Political news has been dominating the headlines. Trump is doing well internationally and China is taking a hard line with North Korea. He wants to work on a healthcare bill before tackling tax reform and that is bearish.

Earnings season is cranking up and that is the current focus. Tech stocks are strong this morning and the overnight news was good. The market typically rallies into mega-cap tech stock announcements (GOOG, AMZN, AAPL, FB and MSFT). Buyers will remain engaged the rest of the month and the price action should have an upward bias.

Economic conditions are stable and I am disregarding the weak jobs report. I believe it will be revised upward in May.

Swing traders should sell out of the money bullish put spreads on strong stocks that have a positive earnings reaction. The short strike price should be below technical support. If that support level is breached, buy back the put spread. This strategy allows you to distance yourself from the action and it takes advantage of time decay.
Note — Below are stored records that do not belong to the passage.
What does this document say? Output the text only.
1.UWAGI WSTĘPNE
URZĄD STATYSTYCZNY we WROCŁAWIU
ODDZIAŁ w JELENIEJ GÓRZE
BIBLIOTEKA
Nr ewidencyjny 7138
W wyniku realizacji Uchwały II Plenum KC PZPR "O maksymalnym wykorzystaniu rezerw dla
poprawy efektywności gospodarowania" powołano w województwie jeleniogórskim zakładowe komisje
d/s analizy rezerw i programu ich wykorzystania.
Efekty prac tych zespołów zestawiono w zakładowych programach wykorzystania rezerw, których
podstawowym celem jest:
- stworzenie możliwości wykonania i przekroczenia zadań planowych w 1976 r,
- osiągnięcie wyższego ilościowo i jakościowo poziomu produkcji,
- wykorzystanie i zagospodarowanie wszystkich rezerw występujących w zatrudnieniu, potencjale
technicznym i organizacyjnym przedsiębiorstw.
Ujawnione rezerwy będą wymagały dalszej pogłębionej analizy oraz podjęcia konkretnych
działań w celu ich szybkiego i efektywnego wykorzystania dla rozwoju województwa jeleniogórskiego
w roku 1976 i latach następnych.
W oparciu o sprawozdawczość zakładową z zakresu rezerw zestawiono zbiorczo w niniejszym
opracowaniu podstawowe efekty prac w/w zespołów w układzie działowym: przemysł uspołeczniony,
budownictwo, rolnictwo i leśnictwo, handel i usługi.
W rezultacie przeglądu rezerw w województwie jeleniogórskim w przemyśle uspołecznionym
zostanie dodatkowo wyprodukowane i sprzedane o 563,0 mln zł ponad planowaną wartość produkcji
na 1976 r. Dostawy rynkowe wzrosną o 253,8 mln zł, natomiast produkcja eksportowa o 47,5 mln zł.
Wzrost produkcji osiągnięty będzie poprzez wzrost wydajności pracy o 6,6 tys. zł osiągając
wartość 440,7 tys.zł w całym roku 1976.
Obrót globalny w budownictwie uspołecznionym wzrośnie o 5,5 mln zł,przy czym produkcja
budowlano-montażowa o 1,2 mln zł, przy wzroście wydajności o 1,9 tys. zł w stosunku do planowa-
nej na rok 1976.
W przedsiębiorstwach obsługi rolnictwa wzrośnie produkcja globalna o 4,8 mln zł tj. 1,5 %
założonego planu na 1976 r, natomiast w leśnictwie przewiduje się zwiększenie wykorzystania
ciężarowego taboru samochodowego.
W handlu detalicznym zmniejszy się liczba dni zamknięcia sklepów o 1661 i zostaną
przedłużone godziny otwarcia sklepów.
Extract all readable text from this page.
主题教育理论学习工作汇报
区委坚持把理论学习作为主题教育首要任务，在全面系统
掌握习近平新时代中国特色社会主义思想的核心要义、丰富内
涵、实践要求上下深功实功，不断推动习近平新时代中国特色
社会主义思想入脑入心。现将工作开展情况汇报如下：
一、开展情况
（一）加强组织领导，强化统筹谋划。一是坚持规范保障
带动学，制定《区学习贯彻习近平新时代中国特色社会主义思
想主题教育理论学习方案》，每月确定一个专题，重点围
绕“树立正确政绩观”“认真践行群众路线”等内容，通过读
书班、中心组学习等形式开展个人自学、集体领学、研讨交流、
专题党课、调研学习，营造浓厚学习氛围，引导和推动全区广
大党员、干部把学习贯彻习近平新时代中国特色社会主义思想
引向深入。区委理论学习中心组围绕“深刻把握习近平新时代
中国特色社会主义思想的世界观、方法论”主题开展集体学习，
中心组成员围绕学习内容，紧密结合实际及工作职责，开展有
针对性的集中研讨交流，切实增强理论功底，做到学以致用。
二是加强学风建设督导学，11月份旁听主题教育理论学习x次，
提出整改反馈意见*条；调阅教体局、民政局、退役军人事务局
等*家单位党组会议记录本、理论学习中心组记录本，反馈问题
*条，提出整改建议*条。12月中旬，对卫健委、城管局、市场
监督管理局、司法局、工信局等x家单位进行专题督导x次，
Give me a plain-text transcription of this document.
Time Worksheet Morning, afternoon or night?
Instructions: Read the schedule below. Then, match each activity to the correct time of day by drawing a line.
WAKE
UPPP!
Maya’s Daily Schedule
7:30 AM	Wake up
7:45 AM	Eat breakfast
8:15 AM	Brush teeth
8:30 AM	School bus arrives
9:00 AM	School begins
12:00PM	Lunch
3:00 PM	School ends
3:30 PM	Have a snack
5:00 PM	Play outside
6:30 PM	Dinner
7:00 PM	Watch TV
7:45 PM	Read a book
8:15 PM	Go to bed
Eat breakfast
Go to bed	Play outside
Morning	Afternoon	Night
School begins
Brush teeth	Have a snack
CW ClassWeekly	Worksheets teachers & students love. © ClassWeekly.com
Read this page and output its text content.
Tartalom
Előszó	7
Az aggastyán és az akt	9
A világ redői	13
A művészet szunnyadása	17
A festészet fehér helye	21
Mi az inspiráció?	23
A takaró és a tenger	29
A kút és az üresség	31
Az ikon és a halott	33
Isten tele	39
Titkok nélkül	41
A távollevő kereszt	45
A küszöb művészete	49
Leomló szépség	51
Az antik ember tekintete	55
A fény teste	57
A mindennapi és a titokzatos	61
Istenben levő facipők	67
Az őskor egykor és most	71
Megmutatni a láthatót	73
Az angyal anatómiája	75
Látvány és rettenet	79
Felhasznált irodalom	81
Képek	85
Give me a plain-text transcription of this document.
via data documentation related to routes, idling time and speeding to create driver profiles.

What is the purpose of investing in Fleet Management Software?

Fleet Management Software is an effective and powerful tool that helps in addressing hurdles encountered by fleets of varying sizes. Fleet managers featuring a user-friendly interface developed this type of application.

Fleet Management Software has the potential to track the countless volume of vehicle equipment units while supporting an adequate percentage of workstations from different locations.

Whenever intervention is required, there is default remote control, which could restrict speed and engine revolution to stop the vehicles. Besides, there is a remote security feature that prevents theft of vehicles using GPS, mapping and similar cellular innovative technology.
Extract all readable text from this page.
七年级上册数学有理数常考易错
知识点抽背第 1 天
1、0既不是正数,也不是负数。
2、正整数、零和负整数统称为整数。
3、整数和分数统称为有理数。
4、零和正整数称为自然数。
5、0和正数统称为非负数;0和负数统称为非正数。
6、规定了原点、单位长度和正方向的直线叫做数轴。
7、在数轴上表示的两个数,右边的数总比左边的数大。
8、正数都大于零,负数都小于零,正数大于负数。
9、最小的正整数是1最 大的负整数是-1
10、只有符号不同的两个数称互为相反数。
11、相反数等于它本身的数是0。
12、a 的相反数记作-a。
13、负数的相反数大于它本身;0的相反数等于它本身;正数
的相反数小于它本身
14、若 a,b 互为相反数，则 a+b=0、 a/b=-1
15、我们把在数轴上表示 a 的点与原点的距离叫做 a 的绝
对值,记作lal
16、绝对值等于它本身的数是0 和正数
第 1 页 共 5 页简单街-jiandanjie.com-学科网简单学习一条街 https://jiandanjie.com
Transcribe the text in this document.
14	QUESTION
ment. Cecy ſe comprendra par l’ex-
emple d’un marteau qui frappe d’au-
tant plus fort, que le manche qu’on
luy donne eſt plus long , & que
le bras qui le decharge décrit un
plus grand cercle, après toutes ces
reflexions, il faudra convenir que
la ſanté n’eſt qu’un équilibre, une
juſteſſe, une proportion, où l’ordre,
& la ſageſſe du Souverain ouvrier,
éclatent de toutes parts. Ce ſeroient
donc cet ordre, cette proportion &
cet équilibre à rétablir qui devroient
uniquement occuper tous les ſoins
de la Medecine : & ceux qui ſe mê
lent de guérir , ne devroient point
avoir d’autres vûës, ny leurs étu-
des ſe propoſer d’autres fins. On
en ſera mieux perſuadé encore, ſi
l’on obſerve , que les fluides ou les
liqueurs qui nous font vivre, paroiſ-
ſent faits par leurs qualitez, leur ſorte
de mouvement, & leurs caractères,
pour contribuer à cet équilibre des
Day traders should look for an opportunity to get long today. I don’t trust the early rally and I believe there will be a better entry point if you are patient. Wait for a dip and enter long positions. Keep why on the XLF. The financial sector is the key to any market rally. If banks can’t move higher the market rally will be limited. They are on major support levels and they have plenty of upside. The macro backdrop (higher interest rates, strong consumer confidence and improving employment) is bullish for banks.

Look for choppy price action with an upward bias through April.

Support is at SPY $232.50 and resistance is at $235.20.